In China, the appointment of anti-reformist hardliners to President Xi Jinping’s circle of advisers led to renewed global market despair about prospects for the world’s second largest economy. Chinese stocks sank, which in turn dragged down emerging market performance, while iron-ore prices also fell.
In Australia, highlights last week were the Federal Budget and the Q3 CPI. For markets, the key budget takeaway was that it was not restrictive enough to reduce pressure on the RBA to hike rates further in coming months.
At best, the Budget could be considered neutral in terms of economic impact. While Treasurer Chalmers talked up long-term budget challenges and the “dark clouds” on the economic horizon – last week was probably the best opportunity to make tough budget cuts ahead of the next election. With global and local economic growth likely to slow from here, any reduction in the structural budget deficit in coming years will be pro-cyclical (slowing growth in a weak economy), whereas last week the Treasurer had the opportunity to be counter-cyclical (slowing growth in a strong economy).
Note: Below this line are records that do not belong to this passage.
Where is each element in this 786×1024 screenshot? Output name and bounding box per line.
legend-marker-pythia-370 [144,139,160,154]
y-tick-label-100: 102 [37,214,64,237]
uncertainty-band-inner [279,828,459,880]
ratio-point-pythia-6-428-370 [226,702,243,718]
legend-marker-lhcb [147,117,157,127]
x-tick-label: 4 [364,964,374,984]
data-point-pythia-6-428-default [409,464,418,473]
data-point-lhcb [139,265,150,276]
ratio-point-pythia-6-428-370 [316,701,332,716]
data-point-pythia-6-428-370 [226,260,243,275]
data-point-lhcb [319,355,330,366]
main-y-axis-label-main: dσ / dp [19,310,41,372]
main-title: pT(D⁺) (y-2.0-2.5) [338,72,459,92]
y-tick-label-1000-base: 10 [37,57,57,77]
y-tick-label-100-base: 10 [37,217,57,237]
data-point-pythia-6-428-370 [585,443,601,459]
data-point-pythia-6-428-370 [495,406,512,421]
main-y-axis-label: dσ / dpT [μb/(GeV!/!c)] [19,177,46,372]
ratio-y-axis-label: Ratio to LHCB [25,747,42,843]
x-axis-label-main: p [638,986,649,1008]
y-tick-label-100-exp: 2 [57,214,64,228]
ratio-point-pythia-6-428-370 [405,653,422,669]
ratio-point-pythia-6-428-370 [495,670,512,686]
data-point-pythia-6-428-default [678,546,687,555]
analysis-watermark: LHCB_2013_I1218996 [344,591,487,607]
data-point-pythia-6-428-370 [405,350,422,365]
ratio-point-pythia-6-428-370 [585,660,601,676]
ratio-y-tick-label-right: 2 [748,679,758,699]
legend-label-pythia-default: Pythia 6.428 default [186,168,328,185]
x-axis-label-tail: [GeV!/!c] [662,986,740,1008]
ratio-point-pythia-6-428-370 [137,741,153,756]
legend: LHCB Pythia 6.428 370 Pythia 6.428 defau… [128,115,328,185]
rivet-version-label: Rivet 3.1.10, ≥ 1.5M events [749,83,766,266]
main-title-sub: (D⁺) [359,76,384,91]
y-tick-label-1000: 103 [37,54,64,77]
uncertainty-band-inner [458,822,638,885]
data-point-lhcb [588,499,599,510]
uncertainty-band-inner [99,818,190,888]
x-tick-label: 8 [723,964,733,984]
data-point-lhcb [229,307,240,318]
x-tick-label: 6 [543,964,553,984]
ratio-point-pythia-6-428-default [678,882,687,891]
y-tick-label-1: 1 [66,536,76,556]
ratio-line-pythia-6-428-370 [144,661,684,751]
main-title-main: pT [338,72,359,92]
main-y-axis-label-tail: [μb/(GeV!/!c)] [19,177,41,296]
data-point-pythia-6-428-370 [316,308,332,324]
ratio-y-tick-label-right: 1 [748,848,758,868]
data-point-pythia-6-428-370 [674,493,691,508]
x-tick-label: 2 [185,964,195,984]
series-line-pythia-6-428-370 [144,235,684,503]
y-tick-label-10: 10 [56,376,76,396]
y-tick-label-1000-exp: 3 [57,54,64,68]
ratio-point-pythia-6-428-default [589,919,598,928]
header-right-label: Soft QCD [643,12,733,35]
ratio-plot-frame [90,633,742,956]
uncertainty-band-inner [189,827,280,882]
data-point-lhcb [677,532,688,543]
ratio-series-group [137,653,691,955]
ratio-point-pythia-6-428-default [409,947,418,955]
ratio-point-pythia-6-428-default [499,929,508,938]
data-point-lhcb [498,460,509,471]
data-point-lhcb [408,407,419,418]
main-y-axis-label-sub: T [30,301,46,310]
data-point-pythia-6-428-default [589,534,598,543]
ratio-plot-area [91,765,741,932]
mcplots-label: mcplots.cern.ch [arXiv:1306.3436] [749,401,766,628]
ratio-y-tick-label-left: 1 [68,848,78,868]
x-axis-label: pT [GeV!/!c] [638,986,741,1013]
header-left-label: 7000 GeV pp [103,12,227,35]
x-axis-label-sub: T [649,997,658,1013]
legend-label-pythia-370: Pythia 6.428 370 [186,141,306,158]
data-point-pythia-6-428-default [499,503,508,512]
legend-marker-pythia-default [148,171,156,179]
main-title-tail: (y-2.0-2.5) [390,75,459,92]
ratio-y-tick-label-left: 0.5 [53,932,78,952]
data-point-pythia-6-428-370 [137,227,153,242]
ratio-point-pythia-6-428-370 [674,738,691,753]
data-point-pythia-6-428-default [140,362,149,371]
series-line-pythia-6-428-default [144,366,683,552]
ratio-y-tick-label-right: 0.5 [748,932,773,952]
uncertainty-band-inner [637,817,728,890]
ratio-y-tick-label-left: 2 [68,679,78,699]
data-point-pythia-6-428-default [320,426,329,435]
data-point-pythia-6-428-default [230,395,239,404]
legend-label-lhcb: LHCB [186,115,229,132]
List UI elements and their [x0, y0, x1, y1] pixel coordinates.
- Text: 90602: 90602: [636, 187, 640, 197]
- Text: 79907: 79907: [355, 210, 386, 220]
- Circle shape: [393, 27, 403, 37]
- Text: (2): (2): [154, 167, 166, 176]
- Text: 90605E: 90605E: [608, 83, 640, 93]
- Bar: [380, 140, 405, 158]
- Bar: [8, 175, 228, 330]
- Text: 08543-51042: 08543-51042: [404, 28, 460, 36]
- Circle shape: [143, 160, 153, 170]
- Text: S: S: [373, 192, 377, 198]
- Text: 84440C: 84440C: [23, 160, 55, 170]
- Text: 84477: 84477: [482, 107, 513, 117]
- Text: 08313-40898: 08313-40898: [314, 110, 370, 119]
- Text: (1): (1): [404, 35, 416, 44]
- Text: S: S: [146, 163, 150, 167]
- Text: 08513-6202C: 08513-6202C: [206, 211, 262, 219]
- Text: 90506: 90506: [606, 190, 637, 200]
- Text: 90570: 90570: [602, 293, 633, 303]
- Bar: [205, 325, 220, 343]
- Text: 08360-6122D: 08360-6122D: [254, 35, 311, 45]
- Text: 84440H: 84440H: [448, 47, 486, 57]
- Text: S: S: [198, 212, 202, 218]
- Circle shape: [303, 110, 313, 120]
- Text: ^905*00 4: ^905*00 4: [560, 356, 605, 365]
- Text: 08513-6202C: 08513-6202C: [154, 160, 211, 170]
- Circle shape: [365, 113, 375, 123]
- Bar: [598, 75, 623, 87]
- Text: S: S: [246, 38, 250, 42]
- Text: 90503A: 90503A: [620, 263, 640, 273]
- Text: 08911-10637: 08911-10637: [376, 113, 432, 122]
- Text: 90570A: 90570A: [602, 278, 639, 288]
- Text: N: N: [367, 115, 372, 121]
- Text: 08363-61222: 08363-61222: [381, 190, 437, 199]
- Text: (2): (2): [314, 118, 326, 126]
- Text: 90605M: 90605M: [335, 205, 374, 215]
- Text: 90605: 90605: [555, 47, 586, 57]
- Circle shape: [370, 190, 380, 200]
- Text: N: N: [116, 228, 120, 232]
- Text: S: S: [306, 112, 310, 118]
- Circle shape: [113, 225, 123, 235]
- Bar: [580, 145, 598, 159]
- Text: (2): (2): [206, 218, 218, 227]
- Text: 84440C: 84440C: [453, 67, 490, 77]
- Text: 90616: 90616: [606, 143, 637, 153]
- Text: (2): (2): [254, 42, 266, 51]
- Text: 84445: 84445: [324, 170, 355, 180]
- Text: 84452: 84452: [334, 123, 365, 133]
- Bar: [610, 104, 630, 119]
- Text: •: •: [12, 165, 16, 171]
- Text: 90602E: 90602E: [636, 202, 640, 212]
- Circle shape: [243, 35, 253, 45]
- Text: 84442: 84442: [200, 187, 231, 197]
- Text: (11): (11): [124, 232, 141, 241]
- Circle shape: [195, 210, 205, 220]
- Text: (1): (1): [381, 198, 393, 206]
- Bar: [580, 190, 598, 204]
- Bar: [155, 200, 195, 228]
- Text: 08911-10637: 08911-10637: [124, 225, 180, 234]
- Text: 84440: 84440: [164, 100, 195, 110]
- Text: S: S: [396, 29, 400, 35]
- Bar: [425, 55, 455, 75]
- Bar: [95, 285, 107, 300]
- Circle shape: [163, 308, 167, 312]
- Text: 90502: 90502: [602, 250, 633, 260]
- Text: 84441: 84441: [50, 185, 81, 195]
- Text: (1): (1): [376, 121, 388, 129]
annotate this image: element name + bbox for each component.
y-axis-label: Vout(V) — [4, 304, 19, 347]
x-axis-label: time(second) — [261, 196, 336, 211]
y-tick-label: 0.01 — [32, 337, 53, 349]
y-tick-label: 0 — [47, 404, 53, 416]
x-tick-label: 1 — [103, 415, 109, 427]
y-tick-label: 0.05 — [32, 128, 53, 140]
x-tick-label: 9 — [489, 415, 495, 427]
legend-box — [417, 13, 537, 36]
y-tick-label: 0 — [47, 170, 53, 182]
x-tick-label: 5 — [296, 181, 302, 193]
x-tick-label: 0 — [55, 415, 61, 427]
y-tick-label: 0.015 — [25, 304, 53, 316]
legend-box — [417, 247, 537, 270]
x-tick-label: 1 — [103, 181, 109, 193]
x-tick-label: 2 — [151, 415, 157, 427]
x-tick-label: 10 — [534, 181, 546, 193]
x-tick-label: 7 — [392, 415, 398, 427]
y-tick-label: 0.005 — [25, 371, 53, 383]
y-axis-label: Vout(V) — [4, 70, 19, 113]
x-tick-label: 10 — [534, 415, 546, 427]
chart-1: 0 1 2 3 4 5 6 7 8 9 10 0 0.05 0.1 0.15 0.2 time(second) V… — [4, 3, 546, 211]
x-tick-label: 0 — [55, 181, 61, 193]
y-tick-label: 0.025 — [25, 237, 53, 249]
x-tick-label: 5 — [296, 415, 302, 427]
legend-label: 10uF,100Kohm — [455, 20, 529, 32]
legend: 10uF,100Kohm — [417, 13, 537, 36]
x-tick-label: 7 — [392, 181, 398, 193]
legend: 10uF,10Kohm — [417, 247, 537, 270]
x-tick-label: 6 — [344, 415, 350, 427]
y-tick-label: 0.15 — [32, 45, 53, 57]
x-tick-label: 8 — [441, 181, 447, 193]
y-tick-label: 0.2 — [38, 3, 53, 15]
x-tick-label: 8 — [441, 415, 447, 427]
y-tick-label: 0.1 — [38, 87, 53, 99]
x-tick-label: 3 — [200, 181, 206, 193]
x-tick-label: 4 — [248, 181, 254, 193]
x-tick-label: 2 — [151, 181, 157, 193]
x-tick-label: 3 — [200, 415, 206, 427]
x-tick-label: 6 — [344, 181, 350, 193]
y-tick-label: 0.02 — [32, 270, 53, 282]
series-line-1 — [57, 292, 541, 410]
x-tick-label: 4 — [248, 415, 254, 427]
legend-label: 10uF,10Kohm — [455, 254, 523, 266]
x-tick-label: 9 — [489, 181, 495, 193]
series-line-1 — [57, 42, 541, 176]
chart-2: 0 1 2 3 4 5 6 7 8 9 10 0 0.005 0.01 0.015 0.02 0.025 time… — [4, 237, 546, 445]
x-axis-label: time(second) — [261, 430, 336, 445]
Also somewhat disappointing was the Q3 CPI, which came out higher than expected. With overall wage growth still relatively benign, and flooding affecting food prices, more of Australia’s high inflation appears to reflect local and global supply-side pressures than is the case in the US. Nonetheless, with local consumer spending and employment growth still strong, the RBA will remain concerned that the longer inflation stays high, the greater the risk of it being embedded through a pick-up in inflation expectations among wage and price setters.
Week ahead
Central banks are front and centre again this week with key policy meetings in both Australia and the US. The US Federal Reserve is expected to hike rates by another large 0.75%, reflecting continued high inflation – though market are hoping the Fed could surprise with a smaller 0.5% increase or at least signal a smaller move at the following meeting in December. US payrolls on Friday will also be critical, with another solid 200k in employment expected – though the market will also be hoping for signs of moderating growth in average hourly earnings.
In Australia there’s no question the RBA will raise interest rates again on Melbourne Cup day, the only issue is whether it will be 0.25% or 0.5%. Following last week’s higher than expected inflation results, there is some risk the RBA could return to hiking rates by 0.5% – but having shifted down to a 0.25% move last month I suspect the RBA won’t try to rock the boat too much on Tuesday, and will settle with another 0.25% hike. Of course, they are still likely to raise rates a further 0.25% in December – and likely at least another 0.5% in the first few months of 2023, so pressure on home loan rates won’t let up any time soon. Apart from Tuesday’s decision and accompanying statement, we’ll also learn more about the RBA’s intentions with the quarterly Statement on Monetary Policy due on Friday.
Last but not least, today’s September Australian retail sales report is expected to show consumer spending (as in the US) remains stubbornly firm in the face of rate hikes. A very hot result today might just be enough to goad the RBA into hiking by 0.5% tomorrow.